Writer expects some people will be “annoyed” by his book on men
It took 20 years from concept to publication. Jeff Hearn, guest research faculty professor at Örebro University, recently had his book "Men of the World" published.
"The book is experimental to a greater extent than my previous books, they have been much more focused, and I would not have been able to write it 20 years ago," he says, pointing out that there is an element of irony in the title.
In the book, Jeff Hearn has combined his fascination for geography with his experience as a researcher across a range of disciplines and it examines gender aspects of globalisation, the transnational world which still today belongs very much to men. It is through these critical glasses the book title "Men of the World" should be read.
Following his first degree in geography, Jeff Hearn studied urban and social planning, sociology, and organisations studies. He has been a professor of social policy, sociology, management and organisation, as well as of gender studies in four different countries, and is now a guest faculty professor based at the Centre for Feminist Social Studies and the GEXcel International Collegium at Örebro University in Sweden.
Jeff Hearn is reluctantly using the concept of globalisation in his book since its definition may embrace such opposing concepts as the global village, on the one hand, and the world dominated by multinational corporations, and against which the anti-globalisation movement is rallying, on the other.
"Gender analysis is often lacking in disciplines such as economics, history and political science, but also within social science, the humanities, medicine, science and technology. There is so much to be done here, also by shifting focus to the global South," he says.
The second chapter of the book contains accounts of events from the author's own life, linked to various places in the UK, Ireland, Finland, South Africa and Sweden. At the same time, Jeff Hearn is telling the story of his own intellectual journey, influenced by science, politics and day-to-day existence.
"It is an unusual book and not academic in the conventional sense – and yet it is highly academic," says Jeff Hearn.
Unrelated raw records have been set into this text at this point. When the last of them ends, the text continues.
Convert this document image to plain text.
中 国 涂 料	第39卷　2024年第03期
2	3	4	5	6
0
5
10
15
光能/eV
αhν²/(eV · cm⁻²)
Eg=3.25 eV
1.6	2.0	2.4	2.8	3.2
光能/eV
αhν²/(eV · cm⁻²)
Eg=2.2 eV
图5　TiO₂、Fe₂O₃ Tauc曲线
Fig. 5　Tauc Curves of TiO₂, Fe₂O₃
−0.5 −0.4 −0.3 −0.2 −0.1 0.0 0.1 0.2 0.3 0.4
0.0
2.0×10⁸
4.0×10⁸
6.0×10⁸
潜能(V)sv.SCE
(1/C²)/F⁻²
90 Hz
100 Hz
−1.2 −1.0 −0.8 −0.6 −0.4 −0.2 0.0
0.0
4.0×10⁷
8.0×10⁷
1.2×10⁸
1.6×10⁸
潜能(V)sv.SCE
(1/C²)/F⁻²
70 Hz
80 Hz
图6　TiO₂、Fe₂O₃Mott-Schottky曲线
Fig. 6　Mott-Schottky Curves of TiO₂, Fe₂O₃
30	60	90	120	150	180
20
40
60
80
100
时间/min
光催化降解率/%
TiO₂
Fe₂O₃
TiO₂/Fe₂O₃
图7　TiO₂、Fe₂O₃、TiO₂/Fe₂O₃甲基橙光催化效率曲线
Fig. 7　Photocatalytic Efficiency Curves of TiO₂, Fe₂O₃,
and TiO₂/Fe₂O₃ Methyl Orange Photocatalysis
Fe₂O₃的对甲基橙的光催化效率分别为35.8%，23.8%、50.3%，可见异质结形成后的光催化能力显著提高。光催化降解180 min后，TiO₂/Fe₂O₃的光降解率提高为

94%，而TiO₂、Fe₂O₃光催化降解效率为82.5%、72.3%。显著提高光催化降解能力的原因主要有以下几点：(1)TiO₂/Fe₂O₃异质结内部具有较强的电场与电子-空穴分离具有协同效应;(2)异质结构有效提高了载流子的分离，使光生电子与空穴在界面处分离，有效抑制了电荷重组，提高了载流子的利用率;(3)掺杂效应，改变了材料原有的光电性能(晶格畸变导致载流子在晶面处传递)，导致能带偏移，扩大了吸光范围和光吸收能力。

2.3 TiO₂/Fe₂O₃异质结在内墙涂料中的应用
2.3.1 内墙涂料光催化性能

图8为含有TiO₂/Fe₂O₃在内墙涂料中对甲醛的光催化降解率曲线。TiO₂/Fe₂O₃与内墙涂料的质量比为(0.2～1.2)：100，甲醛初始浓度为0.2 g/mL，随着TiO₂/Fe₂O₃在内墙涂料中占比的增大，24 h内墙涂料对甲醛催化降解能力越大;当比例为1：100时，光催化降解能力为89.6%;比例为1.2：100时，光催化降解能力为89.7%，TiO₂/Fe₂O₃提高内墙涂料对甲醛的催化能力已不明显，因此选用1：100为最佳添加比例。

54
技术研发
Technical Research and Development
His personal scholarly journey brings him to the final chapter's discussion on "the abolition of men", as a category of power, as with those men that keep patting each other's backs in the workplace, at bars, within academia, within political parties and business.
But it is not a question of exterminating men, regardless of how you define masculinity.
"It is about questioning and rethinking our view of transnational men, even if critical studies on men and masculinities have developed a lot over recent years," says Jeff Hearn.
"Men of the World", published by the international academic publisher SAGE, is based on Jeff Hearn's own research on science, violence, war, multinational corporations, the world of finance, policy-making and politics, activism, migration, the environment, information technology, and sexualities.
"No doubt, it will annoy some people," he says, with mild amusement.